The Dow Jones Industrial Average (DJINDICES:^DJI) is back in the red today, down 55 points, or 0.39%, as of 2:15 p.m. EST. Today's economic news wasn't encouraging, including downbeat unemployment projections, falling productivity in the U.S., and the typical European jitters, so investors seem to be pulling back and waiting for a good buying point as the Dow sits near a 52-week high. Just three of the 30 Dow stocks are in the green today, including one financial company that's managing to please investors.
A speck of green in a sea of red
American Express (NYSE:AXP) has defied the Dow's drop today, with shares gaining 2.8%. Although the company whiffed on its earnings earlier in the year, with net income falling 47%, there are still plenty of reasons for optimism around this stock -- investors have certainly thought so lately. The stock's up 4.3% in just the last four days alone, and today's gains have sent it to a new 52-week high.

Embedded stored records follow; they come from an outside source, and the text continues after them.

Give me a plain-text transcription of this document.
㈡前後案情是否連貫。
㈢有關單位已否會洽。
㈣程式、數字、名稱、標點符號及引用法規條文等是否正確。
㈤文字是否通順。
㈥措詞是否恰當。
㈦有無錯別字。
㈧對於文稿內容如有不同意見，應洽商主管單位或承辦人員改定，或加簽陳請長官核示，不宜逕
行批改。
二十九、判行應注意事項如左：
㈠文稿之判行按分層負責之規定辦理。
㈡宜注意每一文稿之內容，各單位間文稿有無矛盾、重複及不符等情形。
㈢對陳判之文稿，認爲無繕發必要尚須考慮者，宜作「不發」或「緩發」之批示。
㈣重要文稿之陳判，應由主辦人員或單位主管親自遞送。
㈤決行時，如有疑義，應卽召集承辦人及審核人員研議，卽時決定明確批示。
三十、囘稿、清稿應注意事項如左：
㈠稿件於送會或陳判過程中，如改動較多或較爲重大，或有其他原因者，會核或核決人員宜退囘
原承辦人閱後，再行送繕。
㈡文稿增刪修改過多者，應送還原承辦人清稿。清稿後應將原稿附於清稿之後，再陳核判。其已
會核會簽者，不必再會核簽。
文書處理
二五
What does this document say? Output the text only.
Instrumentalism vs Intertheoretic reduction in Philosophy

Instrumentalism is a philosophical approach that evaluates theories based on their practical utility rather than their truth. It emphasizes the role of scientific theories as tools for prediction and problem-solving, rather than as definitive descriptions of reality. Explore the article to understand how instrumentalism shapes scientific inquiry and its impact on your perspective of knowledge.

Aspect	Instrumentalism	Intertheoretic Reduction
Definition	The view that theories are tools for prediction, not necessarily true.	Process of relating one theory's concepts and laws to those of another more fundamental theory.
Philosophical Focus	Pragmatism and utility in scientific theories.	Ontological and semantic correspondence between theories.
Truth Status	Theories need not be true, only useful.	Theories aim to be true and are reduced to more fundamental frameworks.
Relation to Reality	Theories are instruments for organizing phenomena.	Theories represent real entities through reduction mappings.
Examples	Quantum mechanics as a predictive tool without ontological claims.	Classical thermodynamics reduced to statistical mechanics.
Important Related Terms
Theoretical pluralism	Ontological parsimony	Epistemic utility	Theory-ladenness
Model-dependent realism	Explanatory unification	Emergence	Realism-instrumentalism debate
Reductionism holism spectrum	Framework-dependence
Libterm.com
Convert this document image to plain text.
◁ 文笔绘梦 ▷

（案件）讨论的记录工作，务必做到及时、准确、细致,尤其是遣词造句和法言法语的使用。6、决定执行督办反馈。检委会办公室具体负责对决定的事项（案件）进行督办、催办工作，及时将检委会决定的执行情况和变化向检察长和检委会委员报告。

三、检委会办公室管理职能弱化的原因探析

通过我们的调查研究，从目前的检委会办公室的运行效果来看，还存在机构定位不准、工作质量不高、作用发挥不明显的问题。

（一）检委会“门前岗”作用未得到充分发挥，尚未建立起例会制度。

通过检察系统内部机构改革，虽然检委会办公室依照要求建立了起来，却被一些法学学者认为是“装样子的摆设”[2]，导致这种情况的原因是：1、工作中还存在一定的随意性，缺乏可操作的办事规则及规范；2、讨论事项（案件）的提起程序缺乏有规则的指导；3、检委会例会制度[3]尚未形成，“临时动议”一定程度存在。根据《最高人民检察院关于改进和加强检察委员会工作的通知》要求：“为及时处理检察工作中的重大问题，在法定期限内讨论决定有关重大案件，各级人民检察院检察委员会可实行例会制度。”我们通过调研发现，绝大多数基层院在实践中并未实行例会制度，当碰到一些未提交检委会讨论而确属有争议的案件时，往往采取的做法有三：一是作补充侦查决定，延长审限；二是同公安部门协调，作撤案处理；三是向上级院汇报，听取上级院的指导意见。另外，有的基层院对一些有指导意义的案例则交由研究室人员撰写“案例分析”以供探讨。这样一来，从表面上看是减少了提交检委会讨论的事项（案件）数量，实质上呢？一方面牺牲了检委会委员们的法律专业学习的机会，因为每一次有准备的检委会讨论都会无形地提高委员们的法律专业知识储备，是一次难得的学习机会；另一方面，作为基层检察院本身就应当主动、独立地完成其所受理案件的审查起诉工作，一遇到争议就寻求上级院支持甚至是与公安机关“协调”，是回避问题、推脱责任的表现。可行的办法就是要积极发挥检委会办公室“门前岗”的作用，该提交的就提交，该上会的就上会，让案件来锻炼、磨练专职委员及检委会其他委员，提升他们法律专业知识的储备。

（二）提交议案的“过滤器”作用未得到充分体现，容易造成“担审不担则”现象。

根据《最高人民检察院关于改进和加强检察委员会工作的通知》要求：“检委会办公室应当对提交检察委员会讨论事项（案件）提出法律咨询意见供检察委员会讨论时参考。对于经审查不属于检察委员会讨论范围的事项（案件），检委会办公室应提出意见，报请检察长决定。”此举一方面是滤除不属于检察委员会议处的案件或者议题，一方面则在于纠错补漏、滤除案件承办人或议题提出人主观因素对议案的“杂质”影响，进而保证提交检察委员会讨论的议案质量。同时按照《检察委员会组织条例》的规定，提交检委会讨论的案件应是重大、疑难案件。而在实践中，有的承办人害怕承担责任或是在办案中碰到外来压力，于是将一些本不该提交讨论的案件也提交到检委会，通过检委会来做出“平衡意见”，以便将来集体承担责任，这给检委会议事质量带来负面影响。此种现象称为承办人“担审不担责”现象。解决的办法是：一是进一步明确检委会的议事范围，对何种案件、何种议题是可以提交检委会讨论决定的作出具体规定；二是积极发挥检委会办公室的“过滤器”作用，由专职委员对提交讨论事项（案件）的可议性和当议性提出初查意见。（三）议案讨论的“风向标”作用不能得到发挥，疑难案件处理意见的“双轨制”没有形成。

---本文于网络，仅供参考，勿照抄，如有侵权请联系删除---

Unfortunately for investors, most other companies aren't having such a sunshiny day. Chevron (NYSE:CVX) and ExxonMobil are pacing a downbeat day for big energy companies, as the two oil giants have fallen 0.8% and 1.3%, respectively. Chevron did post some good news today -- the discovery of natural gas off the coast of Western Australia, which is key to the company's plan to expand its Asia-Pacific reach. However, with the oil situation in the Middle East in flux -- particularly in Iraq, which is struggling to find a common ground on its oil trade -- the two stocks aren't giving investors much to smile about today.
Industrial giant Caterpillar (NYSE:CAT) ranks near the bottom of the Dow today with losses of 1.3%. It's projected that Caterpillar's earnings could fall by as much as 4.4% in 2013 despite record revenue in 2012. A dismal fourth quarter in which Caterpillar was forced to write down $580 million for its acquisition of Chinese company Zhengzhou Siwei Mechanical & Electrical Equipment Manufacturing didn't help. While the stock has gained nearly 15% over the past three months, it looks like a victim of investors waiting for a pullback before jumping back in.
Finally, Pfizer (NYSE:PFE) isn't feeling well today, as its shares have fallen 1.1%. CEO Ian Reed recently mentioned that the company could explore splitting its generic medicines and branded-pharmaceuticals businesses, right on the heels of the company's spinoff of animal health firm Zoetis. However, Pfizer is one of the better-positioned Big Pharma players for the near future, scoring a solid earnings report earlier in the year and boasting an enormous reservoir of pipeline drugs.